Yeo and Chua also estimate that bank earnings will drop by 35% y-o-y for FY20F on provisions for credit losses and tightening net interest margin (NIM), but valuations are at “trough” with price-to-book value (P/BV) trading close to 2 standard deviation (SD) for UOB and OCBC.

Looking beyond 2Q20, the analysts see opportunities arising from companies that saw upwards earnings revisions of 5% and more, or recommendation upgrades. Such companies include Hutchinson Port Holdings Trust, ST Engineering, SIA Engineering, Wilmar International, UMS, and Venture Corp.

As the race to find a vaccine for Covid-19 is ongoing, the analysts foresee that interest in travel and leisure stocks should pick up, while recovery in air travel will be “swift” once the vaccine materialises.

“Empirical evidence is found in the sharp recovery to near pre-COVID levels in a pre-vaccine environment within five months for China’s domestic air travel. Look beyond the near term to accumulate travel-/leisure-related stocks in anticipation of a possible industry recovery next year,” they say.

On that, Yeo and Chua are positive on SIA Engineering, China Aviation Oil, ComfortDelGro, Ascott Residence Trust, and Far East Hospitality Trust.

A broadening manufacturing recovery and revival in trade activities look to be on the horizon upon strengthening manufacturing purchasing managers index (PMI) from the US and China.

“We pick Venture Corp, UMS and Frencken. Hutchinson Port Trust is a proxy to improving global trade activity with an estimated 11% yield to offer. Separately, we like Yangzijiang for its improving order flow and attractive valuation,” they add.

Straits Times Index

The benchmark Straits Times Index’s (STI) earnings per share (EPS) contraction has deepened to -36.1% y-o-y for FY20F. However, Yeo and Chua predict that there will be an equally sharp +35.4% y-o-y jump for FY21F, boosted by the estimated +5.5% y-o-y GDP recovery due to the low base in 2020.

See also: STI slides 0.8% on Nasdaq plunge

The STI, which now trades above a 13.2x average forward price-to-earnings ratio (PE ratio), is attractive on its P/BV, and less so on earnings.

“P/BV is attractive, at a mere 0.84x that is slightly lower than the global financial crisis (GFC) trough. While US markets should pause for a breather in coming weeks, we think equities will remain in favour amid optimism of vaccine development, broadening recovery and lower-for-longer rates,” say Yeo and Chua.
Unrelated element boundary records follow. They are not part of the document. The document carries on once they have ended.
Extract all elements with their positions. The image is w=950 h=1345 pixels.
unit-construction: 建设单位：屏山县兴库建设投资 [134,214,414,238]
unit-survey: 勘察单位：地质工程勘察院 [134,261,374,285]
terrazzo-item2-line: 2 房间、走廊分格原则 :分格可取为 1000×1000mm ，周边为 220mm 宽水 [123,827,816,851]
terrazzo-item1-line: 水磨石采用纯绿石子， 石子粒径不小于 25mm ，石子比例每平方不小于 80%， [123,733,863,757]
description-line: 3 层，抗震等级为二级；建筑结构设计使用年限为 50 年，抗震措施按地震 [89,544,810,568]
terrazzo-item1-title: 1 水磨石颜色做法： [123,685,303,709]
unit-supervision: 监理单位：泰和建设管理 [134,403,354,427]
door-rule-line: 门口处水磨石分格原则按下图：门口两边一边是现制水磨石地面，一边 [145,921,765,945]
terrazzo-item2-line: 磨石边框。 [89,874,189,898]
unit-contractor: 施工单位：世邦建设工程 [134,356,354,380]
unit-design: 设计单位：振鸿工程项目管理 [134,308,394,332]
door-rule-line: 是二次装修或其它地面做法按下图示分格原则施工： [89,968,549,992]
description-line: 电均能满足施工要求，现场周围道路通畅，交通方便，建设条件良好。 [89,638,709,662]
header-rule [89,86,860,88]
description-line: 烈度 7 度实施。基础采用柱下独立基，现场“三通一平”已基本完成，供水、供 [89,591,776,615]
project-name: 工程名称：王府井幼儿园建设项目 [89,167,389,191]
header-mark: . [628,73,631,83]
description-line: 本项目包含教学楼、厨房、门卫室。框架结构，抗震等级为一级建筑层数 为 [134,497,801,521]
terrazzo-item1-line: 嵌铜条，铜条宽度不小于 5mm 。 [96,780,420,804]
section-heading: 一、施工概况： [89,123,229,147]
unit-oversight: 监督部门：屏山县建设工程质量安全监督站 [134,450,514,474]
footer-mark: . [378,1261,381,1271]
“Our year-end target of 2,850 is pegged to 14.4x (+1SD) FY21F PE. We maintain our year-end target, and technical support at 2,440. STI should continue to trade at above average PE in the current recession year when earnings forecasts factor in the 2Q global lockdown, while GDP is expected to recover going forward,” they add.

Looking ahead, Yeo and Chua predict that the federal reserve board will likely hold rates steady at 0.25%.

The S&P Transportation index, which saw a 14.76% m-o-m growth, outperformed the S&P500 at 7% m-o-m growth in August, a sign of recovery in manufacturing activity.

“A pause in US equity indices rally spanning September-October is possible following August’s strong run-up on election uncertainties,” they say.

“However, we do not foresee a major correction because of growing optimism of a cyclical recovery led by the semiconductor and manufacturing sector, and liquidity underpinned by an accommodative FED that reiterated a ‘lower-for-longer’ interest rate stance,” they add.

The Straits Times Index closed 1.57 points higher, or 0.06% up, at 2,511.21, on September 7.